Near Death Experiences Part 2
The Goats Of Atros
So, having successfully avoided chemical scud attacks on holiday in Israel (see earlier posting), C and I continued to risk life and limb on our various sojourns in warmer climates.Beware the Goats of Atros!
Atros is a small monastery high up in the mountains above the port of Poros on the beautiful island of Kefalonia, the famed setting of Captain Corelli’s Mandolin. It truly is a beautiful spot. Indeed, the area in the north, around Fiscardo, is officially the 7th most beautiful spot on the planet. I don’t remember who officially designated it as such, but, I am not one to argue. And, the six more beautiful places must be quite some sight.
There is a story about the monastery at Atros. Apparently the monks there are very sociable. They welcome all visitors who take the time and the trouble to visit them, rewarding them with bread, olive oil and salt, and a glass of ouzo. In return, all they ask is that you send them a postcard from home. Well, this little piece of cultural and social idealism appealed to my better half, C.
And so we set off one day, C in search of cultural and social idealism, and me in search of a welcoming glass of ouzo. The guides all told us that the road cum path up to the monastery was steep and windy. But, I was not deterred. I was not deterred because a) I am generally fearless, b) my inhibitions tend to reduce significantly with proximity to alcohol, and, c) I was driving a four wheel drive Suzuki jeep with the roof down. How cool is that!?
Unfortunately, the same could not be said for my diminutive partner. C is not the most confident passenger in the world, while I am the master of under-statement. Nor is she the best at heights. What I hadn’t known until this fateful day, is that she is also not to hot on crumbling edges of roads. I was really enjoying winding my way up the dirt track to Atros. C was not. C was clutching the jeep door like a theme park ride. Even without her glasses, the imminent fall off the sheer drop at the site of the road was clear to her.

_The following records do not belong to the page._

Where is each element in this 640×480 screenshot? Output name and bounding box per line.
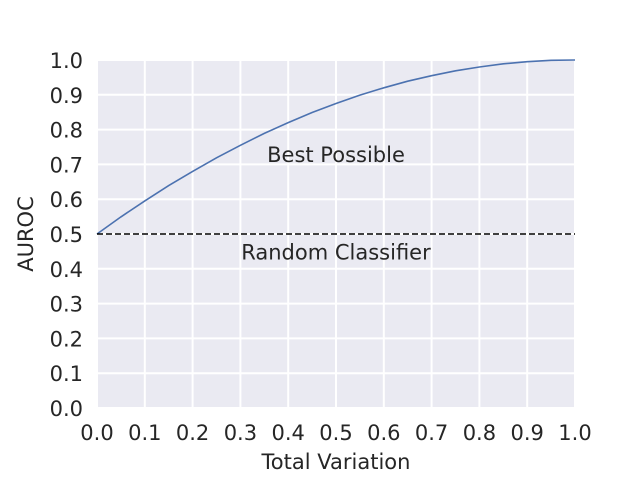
x-tick-label: 0.9	[510, 421, 543, 445]
x-tick-label: 0.7	[415, 421, 448, 445]
x-tick-label: 0.4	[271, 421, 304, 445]
y-tick-label: 0.9	[50, 84, 83, 108]
x-tick-label: 0.2	[176, 421, 209, 445]
y-tick-labels: 0.0 0.1 0.2 0.3 0.4 0.5 0.6 0.7 0.8 0.9 1.0	[50, 49, 83, 421]
x-tick-label: 0.6	[367, 421, 400, 445]
x-axis-label: Total Variation	[261, 450, 411, 474]
y-tick-label: 0.5	[50, 223, 83, 247]
annotation-label: Random Classifier	[241, 240, 431, 264]
annotations: Best Possible Random Classifier	[241, 143, 431, 264]
x-tick-label: 0.8	[463, 421, 496, 445]
x-tick-label: 1.0	[558, 421, 591, 445]
y-tick-label: 0.7	[50, 153, 83, 177]
y-tick-label: 0.2	[50, 327, 83, 351]
x-tick-label: 0.5	[319, 421, 352, 445]
y-tick-label: 0.3	[50, 293, 83, 317]
series-layer	[96, 59, 576, 235]
y-tick-label: 0.6	[50, 188, 83, 212]
y-axis-label: AUROC	[14, 196, 38, 272]
y-tick-label: 0.8	[50, 119, 83, 143]
x-tick-labels: 0.0 0.1 0.2 0.3 0.4 0.5 0.6 0.7 0.8 0.9 1.0	[80, 421, 591, 445]
x-tick-label: 0.1	[128, 421, 161, 445]
y-tick-label: 0.4	[50, 258, 83, 282]
y-gridlines	[97, 59, 575, 409]
y-tick-label: 0.1	[50, 362, 83, 386]
x-tick-label: 0.0	[80, 421, 113, 445]
annotation-label: Best Possible	[267, 143, 405, 167]
x-tick-label: 0.3	[224, 421, 257, 445]
y-tick-label: 1.0	[50, 49, 83, 73]
y-tick-label: 0.0	[50, 397, 83, 421]
best-possible-curve	[96, 59, 576, 235]
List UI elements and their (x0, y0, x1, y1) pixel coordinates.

I decided against an approach of reasoning, and reassuring that my Advanced Motorist techniques were more than a match for the route. When the screaming got too much, I parked. We parked about half way up the mountain path to the friendly monks.
We decided to walk. As we walked we were passed by a couple of other 4WDs carrying labourers from the monastery on high. They looked at us as if we were idiots for attempting to walk up the mountain. They must have fell about in a heap when they realised we had decided to walk with a perfectly functioning 4WD of our own parked below. I just hope to God that they mistook us for Germans. They don’t like Germans on Kefalonia. Don’t mention the war.
We walked. We climbed. We climbed. We walked. The path disappeared into a steep wooded area. All of a sudden we could hear a distant clunking sound. Like a pebble being rattled in an empty coke can. The clunking got louder. The clunking got closer. The clunking was joined by other clunking sounds. C and I stopped walking and we stopped climbing. C and I looked at each other in bemusement. And, then, all of a sudden, the source of the clunking became clear as hundreds, and hundreds, and hundreds, of mountain goats hurtled through the trees towards us. There were hundreds, and hundreds of them. It was very frightening.
These were huge beasts. Mythical beasts from ancient times. They all had huge, sharp horns sticking out from their heads. They were stampeding. Towards us. C took shelter. C took shelter behind me. I had nowhere to hide. Wide-eyed and nostrils flaring (the goats not me), these huge beasts flew towards us, hooves striking sparks on the rocks beneath them. Fortunately, they all somehow managed to spot us quaking there and changed their course at the last minute. We could smell them as they whipped past. The stampede seemed to last an absolute age. And then, all of a sudden, they were gone. It was quiet.
C and I looked at each other. Hugged each other. Sighed with relief. We climbed a little more until we heard a distant clunking sound. The clunking got louder. The clunking got closer. We had to endure another two stampedes of hurtling mountain goats. It was quite terrifying. Only when we were confident that the mountain top was goat free did we continue on our way.
The path steepened. Unfortunately, C and I were ill prepared for such a walk in such a heat. Expecting that we would have driven to the monastery (!) we hadn’t bothered to bring water with us, or hats. It was very hot. We were very dehydrated. And soon, C began to feel the effects of the heat and the sun. She was sick and dizzy. She went weak at the knees. I avoided all obvious jokes. It wouldn’t have been the right time. And so, as we caught a tantalising first glimpse of the monastery on high, we stopped. C could go no more. Fearing the re-emergence of the demonic goats, C refused to be left while I returned for the jeep. We gathered our strength and trudged wearily down the path to our jeep below.
We stopped at the first shop we could find for a refreshing can of coke. Fortunately, these cans of coke were clunk free. We never did get that glass of ouzo. But we had survived yet another near death holiday experience. But even today, the bleat of a goat or a clunking sound or cow bell in the distance can cause the hair on the back of our necks to stand on end. Beware the goats of Atros! Ignore your wife. Drive to the top!